Павел быстро пошел дальше, обходя кочки и пни. У костра, сидя на свежем березовом пне, грелся красноармеец в долгополой шинели. Винтовка с примкнутым штыком висела на ближней елке. «Хоть бы дулом-то вниз повесил», – подумалось Павлу. Женщины варили что-то в котлах у другого костра. У подростка, который строгал ножиком палку, Павел спросил, откуда они. Мальчишка сказал, что ростовские.
– Эй! – окрикнул Павла красноармеец. – Ты кто такой? А ну, покажь документы.
– Да нет у меня никаких бумаг, – сам того не ожидая, соврал Павел.
– А нет, тогда иди откуда пришел. Тут тебе нечего делать…
Павел поспешно зашагал прочь к разъезду.
Горький дым ростовского лагеря, женский плач, покрытые хвоей нелепые шалаши, детские могилки в болоте – все это осталось где-то в лесу. Словно приснилось в кошмарном сне.
XII
Ерохин был недоволен судьбой…
Что ему два этих кубика на вороту гимнастерки после уездного секретарства? В свое время Нил Афанасьевич запанибрата встречал самого Павлина Виноградова. Вместе гнали с Двины англичанских вояк. С Иваном Шумиловым – секретарем Губкома – тоже на равных был, а нынче вот Ерохин ловит беглых украинцев. Касперс – новый начальник в Вологодском ОГПУ – загнал в лес. Уж лучше бы служить в десятой дивизии у товарища Гринблата!
Губернию ликвидировали и сделали округа. С новым секретарем Окружкома Стацевичем и председателем Окрисполкома Эглитом Ерохин не был раньше знаком и вот ловит теперь бродячих попов, пасет как пастух спецпереселенцев да строит куркульские шалаши…
Голова клонилась от вина и бессонницы.

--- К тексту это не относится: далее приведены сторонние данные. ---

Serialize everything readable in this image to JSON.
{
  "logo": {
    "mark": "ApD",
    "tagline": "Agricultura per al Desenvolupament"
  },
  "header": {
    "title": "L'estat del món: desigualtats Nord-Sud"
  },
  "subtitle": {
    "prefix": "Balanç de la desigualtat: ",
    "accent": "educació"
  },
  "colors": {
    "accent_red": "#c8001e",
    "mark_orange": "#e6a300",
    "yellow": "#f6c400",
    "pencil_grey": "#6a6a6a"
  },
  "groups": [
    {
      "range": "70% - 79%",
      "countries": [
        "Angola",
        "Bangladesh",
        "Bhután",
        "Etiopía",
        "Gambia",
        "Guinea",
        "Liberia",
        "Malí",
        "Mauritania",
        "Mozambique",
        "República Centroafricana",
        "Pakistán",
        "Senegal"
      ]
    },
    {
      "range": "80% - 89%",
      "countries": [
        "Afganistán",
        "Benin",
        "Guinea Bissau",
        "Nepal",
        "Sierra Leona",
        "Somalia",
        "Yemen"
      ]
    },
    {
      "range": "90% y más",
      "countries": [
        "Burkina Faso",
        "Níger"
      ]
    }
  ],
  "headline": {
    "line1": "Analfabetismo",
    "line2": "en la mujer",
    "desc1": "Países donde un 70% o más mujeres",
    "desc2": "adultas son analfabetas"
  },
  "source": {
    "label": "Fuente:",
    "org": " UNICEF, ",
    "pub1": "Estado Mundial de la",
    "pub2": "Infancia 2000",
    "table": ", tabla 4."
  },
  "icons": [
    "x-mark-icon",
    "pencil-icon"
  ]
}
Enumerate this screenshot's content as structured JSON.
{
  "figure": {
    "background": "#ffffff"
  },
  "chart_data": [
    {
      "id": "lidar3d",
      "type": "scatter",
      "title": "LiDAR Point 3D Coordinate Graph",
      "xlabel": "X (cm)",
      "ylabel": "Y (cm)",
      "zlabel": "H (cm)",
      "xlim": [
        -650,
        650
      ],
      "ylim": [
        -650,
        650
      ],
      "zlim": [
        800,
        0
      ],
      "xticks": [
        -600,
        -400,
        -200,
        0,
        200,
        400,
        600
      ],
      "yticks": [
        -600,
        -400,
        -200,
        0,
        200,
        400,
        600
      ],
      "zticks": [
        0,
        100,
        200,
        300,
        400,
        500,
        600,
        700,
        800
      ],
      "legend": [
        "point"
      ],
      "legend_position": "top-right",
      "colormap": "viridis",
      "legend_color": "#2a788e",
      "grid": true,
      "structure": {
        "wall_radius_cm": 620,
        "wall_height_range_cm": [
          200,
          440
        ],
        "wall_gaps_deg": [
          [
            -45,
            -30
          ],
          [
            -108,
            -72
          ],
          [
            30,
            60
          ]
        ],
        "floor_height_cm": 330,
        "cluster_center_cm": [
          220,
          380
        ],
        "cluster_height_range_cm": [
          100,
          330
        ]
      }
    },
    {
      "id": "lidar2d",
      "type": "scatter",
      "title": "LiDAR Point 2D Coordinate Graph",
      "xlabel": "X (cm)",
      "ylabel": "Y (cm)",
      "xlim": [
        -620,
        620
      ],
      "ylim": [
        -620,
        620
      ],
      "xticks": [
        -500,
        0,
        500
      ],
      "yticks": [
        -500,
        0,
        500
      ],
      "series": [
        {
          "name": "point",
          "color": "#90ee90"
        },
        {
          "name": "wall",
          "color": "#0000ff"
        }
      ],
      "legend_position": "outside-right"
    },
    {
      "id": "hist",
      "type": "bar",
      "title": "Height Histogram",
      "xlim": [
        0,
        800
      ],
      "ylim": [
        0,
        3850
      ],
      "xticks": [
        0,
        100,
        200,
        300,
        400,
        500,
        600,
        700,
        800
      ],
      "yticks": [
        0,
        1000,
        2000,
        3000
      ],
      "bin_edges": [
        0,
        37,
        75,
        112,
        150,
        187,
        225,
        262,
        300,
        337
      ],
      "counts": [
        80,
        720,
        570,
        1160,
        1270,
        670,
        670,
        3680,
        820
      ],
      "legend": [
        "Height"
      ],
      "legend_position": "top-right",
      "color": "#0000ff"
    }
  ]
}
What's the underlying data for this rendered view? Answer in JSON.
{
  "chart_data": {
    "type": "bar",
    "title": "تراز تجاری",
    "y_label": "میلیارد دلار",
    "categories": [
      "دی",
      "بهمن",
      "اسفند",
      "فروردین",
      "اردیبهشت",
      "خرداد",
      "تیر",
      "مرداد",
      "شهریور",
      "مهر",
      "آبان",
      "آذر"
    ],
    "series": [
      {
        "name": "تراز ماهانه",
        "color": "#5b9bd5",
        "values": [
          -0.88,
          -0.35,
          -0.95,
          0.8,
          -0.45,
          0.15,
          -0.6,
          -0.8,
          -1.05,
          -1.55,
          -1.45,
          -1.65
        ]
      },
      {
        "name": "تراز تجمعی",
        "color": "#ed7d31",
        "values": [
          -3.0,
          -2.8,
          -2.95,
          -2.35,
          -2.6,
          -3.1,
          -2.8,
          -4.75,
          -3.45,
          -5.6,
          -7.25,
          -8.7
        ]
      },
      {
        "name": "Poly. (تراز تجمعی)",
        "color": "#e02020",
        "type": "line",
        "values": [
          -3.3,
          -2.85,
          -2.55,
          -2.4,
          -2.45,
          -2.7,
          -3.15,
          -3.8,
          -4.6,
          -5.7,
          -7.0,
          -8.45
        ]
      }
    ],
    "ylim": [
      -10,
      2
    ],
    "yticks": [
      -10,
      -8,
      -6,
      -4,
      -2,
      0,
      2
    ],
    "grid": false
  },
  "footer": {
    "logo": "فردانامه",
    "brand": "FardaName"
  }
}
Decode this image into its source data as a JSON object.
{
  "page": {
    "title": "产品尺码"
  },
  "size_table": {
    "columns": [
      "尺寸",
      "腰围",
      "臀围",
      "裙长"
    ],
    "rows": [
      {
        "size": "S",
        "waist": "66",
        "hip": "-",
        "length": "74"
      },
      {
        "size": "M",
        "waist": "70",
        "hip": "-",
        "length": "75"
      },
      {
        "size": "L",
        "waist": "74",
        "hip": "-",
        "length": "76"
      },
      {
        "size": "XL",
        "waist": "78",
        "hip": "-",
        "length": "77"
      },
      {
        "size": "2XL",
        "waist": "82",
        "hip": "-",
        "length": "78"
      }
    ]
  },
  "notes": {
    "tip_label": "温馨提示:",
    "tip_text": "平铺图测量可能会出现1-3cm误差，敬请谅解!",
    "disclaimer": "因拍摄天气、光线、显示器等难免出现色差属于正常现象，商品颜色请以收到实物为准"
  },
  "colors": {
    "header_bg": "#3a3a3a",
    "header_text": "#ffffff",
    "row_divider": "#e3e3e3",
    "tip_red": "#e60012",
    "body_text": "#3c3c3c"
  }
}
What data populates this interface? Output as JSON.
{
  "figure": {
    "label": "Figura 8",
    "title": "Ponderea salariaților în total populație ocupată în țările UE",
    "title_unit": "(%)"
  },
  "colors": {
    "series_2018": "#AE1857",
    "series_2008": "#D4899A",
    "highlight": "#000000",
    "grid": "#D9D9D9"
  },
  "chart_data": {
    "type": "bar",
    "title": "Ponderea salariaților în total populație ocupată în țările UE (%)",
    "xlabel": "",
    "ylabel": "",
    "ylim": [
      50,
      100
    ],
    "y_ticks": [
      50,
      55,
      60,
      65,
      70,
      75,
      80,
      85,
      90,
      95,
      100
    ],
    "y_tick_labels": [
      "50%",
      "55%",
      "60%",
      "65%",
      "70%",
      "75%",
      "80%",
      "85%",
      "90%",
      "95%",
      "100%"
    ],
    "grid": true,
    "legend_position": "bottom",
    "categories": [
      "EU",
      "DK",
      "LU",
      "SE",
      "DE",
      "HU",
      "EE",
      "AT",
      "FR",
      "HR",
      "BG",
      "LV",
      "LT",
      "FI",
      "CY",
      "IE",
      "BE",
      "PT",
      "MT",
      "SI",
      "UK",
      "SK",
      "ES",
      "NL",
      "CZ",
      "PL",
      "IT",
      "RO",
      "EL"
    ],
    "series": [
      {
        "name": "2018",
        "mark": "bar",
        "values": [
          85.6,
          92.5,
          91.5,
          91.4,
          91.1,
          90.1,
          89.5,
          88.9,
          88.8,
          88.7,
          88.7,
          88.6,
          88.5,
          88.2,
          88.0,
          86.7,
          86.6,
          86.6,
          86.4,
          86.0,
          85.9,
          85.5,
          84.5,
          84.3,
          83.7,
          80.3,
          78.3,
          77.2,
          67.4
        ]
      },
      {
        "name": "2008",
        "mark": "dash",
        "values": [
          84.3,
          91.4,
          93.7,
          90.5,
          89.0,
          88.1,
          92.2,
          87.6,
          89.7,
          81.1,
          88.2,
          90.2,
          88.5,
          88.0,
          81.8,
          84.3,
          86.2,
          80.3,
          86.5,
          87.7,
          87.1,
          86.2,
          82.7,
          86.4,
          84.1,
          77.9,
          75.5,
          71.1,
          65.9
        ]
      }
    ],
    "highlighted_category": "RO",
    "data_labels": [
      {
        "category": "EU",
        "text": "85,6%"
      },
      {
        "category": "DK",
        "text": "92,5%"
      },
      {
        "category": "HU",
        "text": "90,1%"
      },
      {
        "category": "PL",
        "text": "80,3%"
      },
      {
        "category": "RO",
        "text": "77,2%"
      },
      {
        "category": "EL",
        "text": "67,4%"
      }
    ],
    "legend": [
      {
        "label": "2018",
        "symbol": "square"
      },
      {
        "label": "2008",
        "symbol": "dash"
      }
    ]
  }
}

Ерохин сидел на квартире заврайколхозсоюзом Микулина в ожидании пригородного поезда. Зеленая бутылка, выпитая на две трети, стояла за самоваром. Ерохин встряхнулся, ткнул вилкой в миску с бараньим студнем. Микулин привстал на лавке:
– Еще, Нил Афанасьевич, по мерзавчику?
– Давай!
Ерохин выпил стопку. Есть не стал, только понюхал сырую луковицу.
– Я, Николай Николаевич, на том бюро сам был. Шестого февраля, как сейчас помню. Утвердили особую тройку по местному раскулачиванию. Я Райберга спрашиваю, кто отвечает за охрану спецпереселенцев? Отвечает: «Только за счет местных резервов!» А где размещать? Вот и сиди, ломай голову. Я тебя очень прошу: немедленно займись фондами для лузинского участка! Вскрывай, находи резервы. Не найдешь – пеняй на себя.
– Фонды, Нил Афанасьевич, все выбраны. Надо просить в Вологде…
– Это я и без тебя знаю. Сколько сейчас?
Ерохин сверил свои часы с хозяйскими ходиками и грузно, медленно поднялся из-за стола. Он передвинул кобуру на самую задницу. Микулин подал ему тяжелый полушубок, проводил до наружных дверей:
– Успеешь, Нил Афанасьевич! Спешить не стоит.
Ерохин, не попрощавшись, ушел на вокзал. Хозяева в другой половине еще не спали, и Микуленок не стал закрывать наружную дверь. В тепле своей комнаты он зябко поежился. «А вить отесали бутылку-то. Вдвоем за один вечер всю пол-литру…» В зеленой посудине оставалось сколько-то водки, и Микулин поставил бутылку в шкаф. Самовар не стал убирать и улегся спать. «Найдем фонды! – бодро подумалось Микуленку. – И резервы вскроем».
Что снилось Микулину в ту ночь, после отъезда Ерохина? Ничего ровным счетом. Он спал крепко, как в детстве, и если чего-то снилось, то сразу и забывалось.
Много воды утекло в реке Вологде, в реке Сухоне, Леже да Кубене с того дня, когда Микуленок стал районным начальником. И все шло хорошо, пока не началось раскулачивание. Микулин усидел-таки на своем месте, хотя многие, и не такие как он, а поумней и неграмотней, полетели с постов. А недавно опять все перепуталось… Статья Сталина вывернула наизнанку всю политическую хламиду. Начался временный откат от генеральной линии.
«Откат временный, накат постоянный. Устав колхозный опять временный, – размышлял Микуленок. – Правду мужики говорят, что все теперь стало временное».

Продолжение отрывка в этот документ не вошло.